Wie schwierig die Umstellung des SAP-Geschäfts in Richtung Cloud ist, hat die jüngste Bilanz gezeigt. Der Umsatz des deutschen Softwarekonzerns ging gegenüber dem Vorjahresquartal leicht um ein Prozent auf 6,67 Milliarden Euro zurück. Das lag vor allem an den Rückgängen im klassischen Geschäft. Der Posten Softwarelizenz- und Supporterlöse, die nach wie vor über die Hälfte der SAP-Einnahmen ausmachen, schrumpfte um fünf Prozent auf 3,74 Milliarden Euro. Neben einem Einbruch bei den Lizenzeinnahmen um 16 Prozent auf 650 Millionen Euro sanken diesmal auch die Support-Erlöse leicht um zwei Prozent auf 2,82 Milliarden Euro.

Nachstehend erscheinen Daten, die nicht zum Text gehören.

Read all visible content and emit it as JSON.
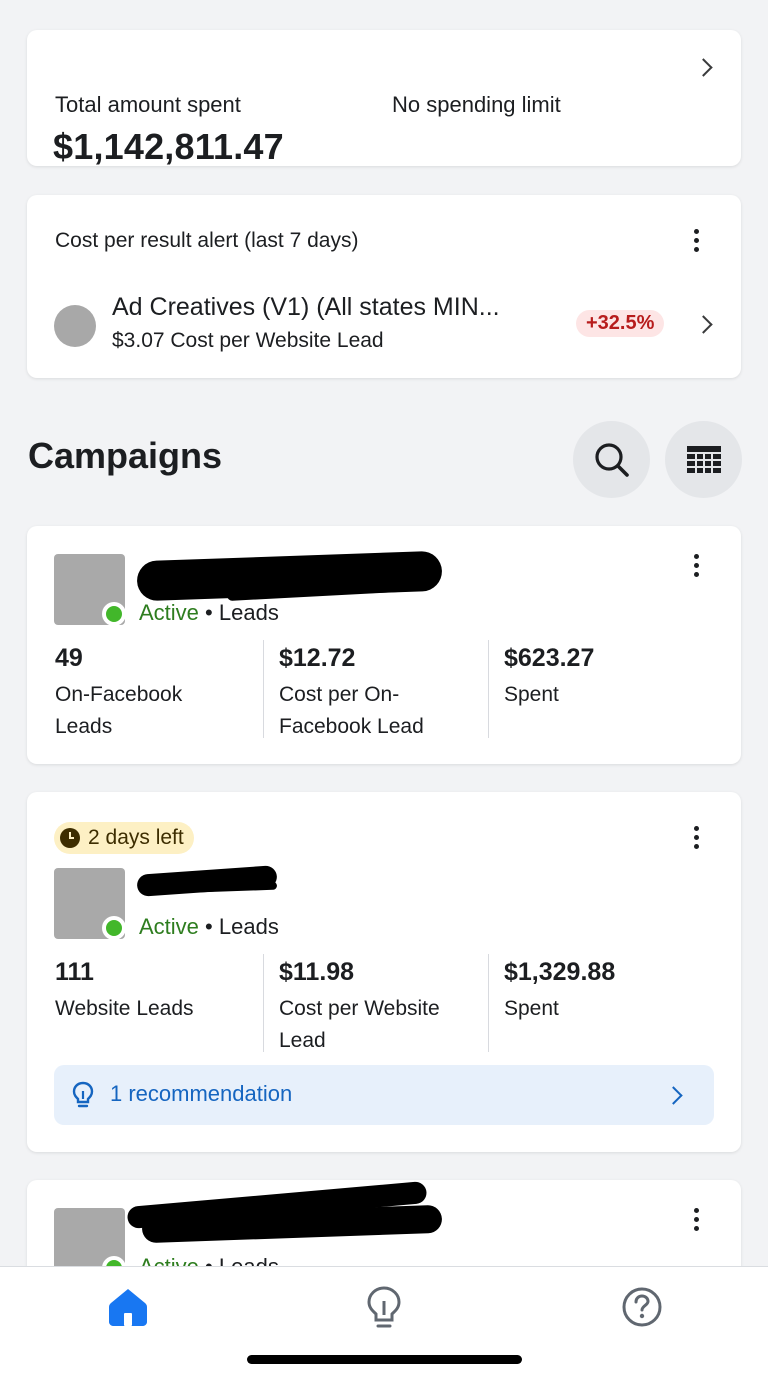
{
  "spend": {
    "label": "Total amount spent",
    "amount": "$1,142,811.47",
    "limit": "No spending limit"
  },
  "alert": {
    "title": "Cost per result alert (last 7 days)",
    "name": "Ad Creatives (V1) (All states MIN...",
    "cost": "$3.07 Cost per Website Lead",
    "change": "+32.5%",
    "change_color": "#b71c1c"
  },
  "campaigns": {
    "title": "Campaigns",
    "search_icon": "search-icon",
    "table_icon": "table-columns-icon",
    "items": [
      {
        "status": "Active",
        "separator": "•",
        "objective": "Leads",
        "metrics": [
          {
            "value": "49",
            "label": "On-Facebook Leads"
          },
          {
            "value": "$12.72",
            "label": "Cost per On-Facebook Lead"
          },
          {
            "value": "$623.27",
            "label": "Spent"
          }
        ]
      },
      {
        "badge": "2 days left",
        "status": "Active",
        "separator": "•",
        "objective": "Leads",
        "metrics": [
          {
            "value": "111",
            "label": "Website Leads"
          },
          {
            "value": "$11.98",
            "label": "Cost per Website Lead"
          },
          {
            "value": "$1,329.88",
            "label": "Spent"
          }
        ],
        "recommendation": "1 recommendation"
      },
      {
        "status": "Active",
        "separator": "•",
        "objective": "Leads"
      }
    ]
  },
  "colors": {
    "accent": "#1877f2",
    "active_green": "#42b72a",
    "badge_yellow": "#fdf0c4",
    "recommendation_bg": "#e7f0fb"
  },
  "nav": {
    "items": [
      {
        "icon": "home-icon",
        "active": true
      },
      {
        "icon": "lightbulb-icon",
        "active": false
      },
      {
        "icon": "help-icon",
        "active": false
      }
    ]
  }
}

Diese Rückgänge lassen sich mit dem Cloud-Geschäft nur schwer kompensieren. Das wuchs insgesamt um elf Prozent auf knapp 2,28 Milliarden Euro. Seit Anfang dieses Jahres weist SAP dediziert auch seine S/4HANA-Cloud-Einnahmen aus. Diese beliefen sich von April bis Juni 2021 auf 257 Millionen Euro – immerhin ein Plus von 33 Prozent gegenüber dem zweiten Quartal 2020. Allerdings macht SAPs Cloud-Hoffnungsträger damit bis dato gerade einmal gut elf Prozent der gesamten Cloud-Erlöse aus. Wie viel SAP mit klassischen S/4HANA-Lizenzen erlöst, verrät der Konzern indes nicht. Einen Lichtblick gab es wenigstens unter dem Strich. Der Gewinn nach Steuern stieg im Vergleich zum Vorjahresquartal um 64 Prozent von 885 Millionen auf 1,45 Milliarden Euro.